Capital Markets - Bond Financing

Bonds are common means of financing in corporate finance whereas the same as a means of financing in project financing is not very common. The commercial debt financing in project finance are offered under a floating rate with a medium-term maturity whereas, bond financing offer long-term maturity by institutional investors thus making it a better option of debt financing.

Bond financing has certain potential disadvantages. For instance, it involves a single, up-front subscription and hence limits the ability to draw down funds as and when required. This also leads to increased capitalised interest charges. Unlike commercial lenders, bond investors lack sector knowledge and have no active involvement in project development. The traditional bond structure does not allow investors to react to changes in project development/operation. In developed economies, this disadvantage has been moderated by the entry of insurance companies, who offer a financial guarantee to investors. In such cases, the bondholder's exposure is transferred primarily to the balance sheet of the insurer.

An example of bonds issued for project financing are those issued by Local Governments to fund projects in urban areas for better service delivery to their citizens.
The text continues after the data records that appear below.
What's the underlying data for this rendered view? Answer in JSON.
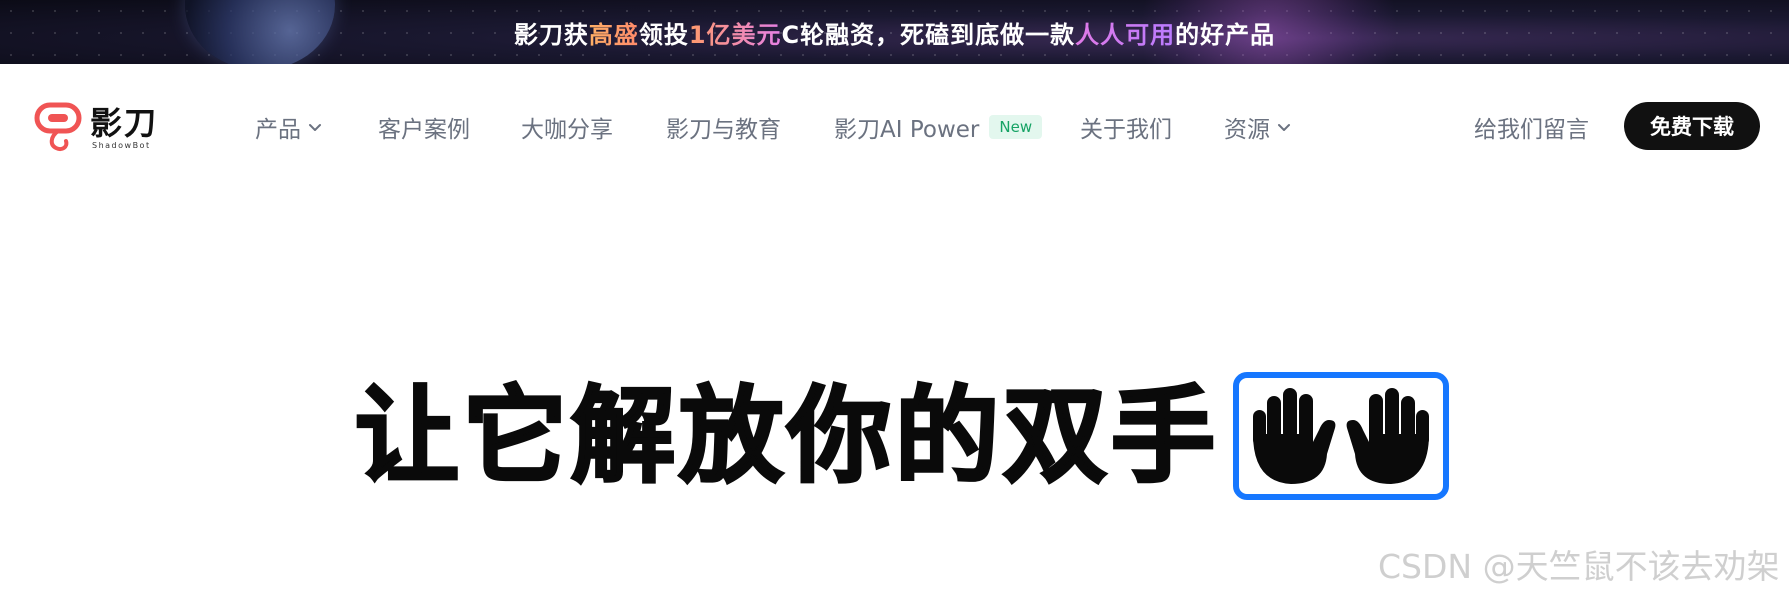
{
  "banner": {
    "part1": "影刀获",
    "part2": "高盛",
    "part3": "领投",
    "part4": "1亿美元",
    "part5": "C轮融资，死磕到底做一款",
    "part6": "人人可用",
    "part7": "的好产品"
  },
  "brand": {
    "name": "影刀",
    "subtitle": "ShadowBot",
    "logo_color": "#f05454"
  },
  "nav": {
    "items": [
      {
        "label": "产品",
        "dropdown": true
      },
      {
        "label": "客户案例",
        "dropdown": false
      },
      {
        "label": "大咖分享",
        "dropdown": false
      },
      {
        "label": "影刀与教育",
        "dropdown": false
      },
      {
        "label": "影刀AI Power",
        "badge": "New",
        "dropdown": false
      },
      {
        "label": "关于我们",
        "dropdown": false
      },
      {
        "label": "资源",
        "dropdown": true
      }
    ],
    "message_link": "给我们留言",
    "download_button": "免费下载"
  },
  "hero": {
    "title": "让它解放你的双手",
    "icon": "raised-hands-icon",
    "accent_color": "#1677ff"
  },
  "watermark": "CSDN @天竺鼠不该去劝架"
}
These are project-specific bonds. A few of the successful urban sector projects that have been financed through municipal bonds are the Ahmedabad Water Supply and Sewerage programme by the Ahmedabad Municipal Corporation and the Greater Bangalore water supply project by Karnataka Urban Water Sector Improvement Project (KUWASIP).

In January 1998, the Ahmedabad Municipal Corporation issued municipal bonds for Rs.1000 million. The issue was designed to finance partially a Rs.4890 million water supply and sewerage programme. This was a remarkable achievement as it was the first municipal bond issue in India without a State Government guarantee and it represented the first step towards a fully market-based system of local Lfinance. The 75 per cent private and 25 per cent public issue, rated AA(SO) by Credit Rating Information Services of India Ltd. (CRISIL), (indicating a high degree of certainty about timely repayment) promoted a growing national consensus on municipal bonds being a promising alternative to fund urban infrastructure projects.

What can we learn?

• The municipal bond mechanism to raise finances for infrastructure projects can work in India.

• Municipal corporations should get their bond issues rated by credit rating agencies to project the financial soundness of the bond issue to investors to mop up resources successfully through this route.

• The local body must have detailed project proposals ready for implementation to ensure quick utilisation of funds.

• All urban local bodies with a sound financial position, credibility and a sound track record, can go for municipal bonds to raise money for infrastructure development.

The Government of India has set up a Pooled Finance Development Fund (PFDF) to provide credit enhancement to ULBs to access market borrowings based on their credit worthiness through a State-level pooled finance mechanism. This scheme improves the access of urban local bodies to capital markets for borrowings. The scheme is meant to provide credit enhancement grants to access market borrowings through Pooled Financing Bonds on behalf of identified ULBs for investment in urban infrastructure projects.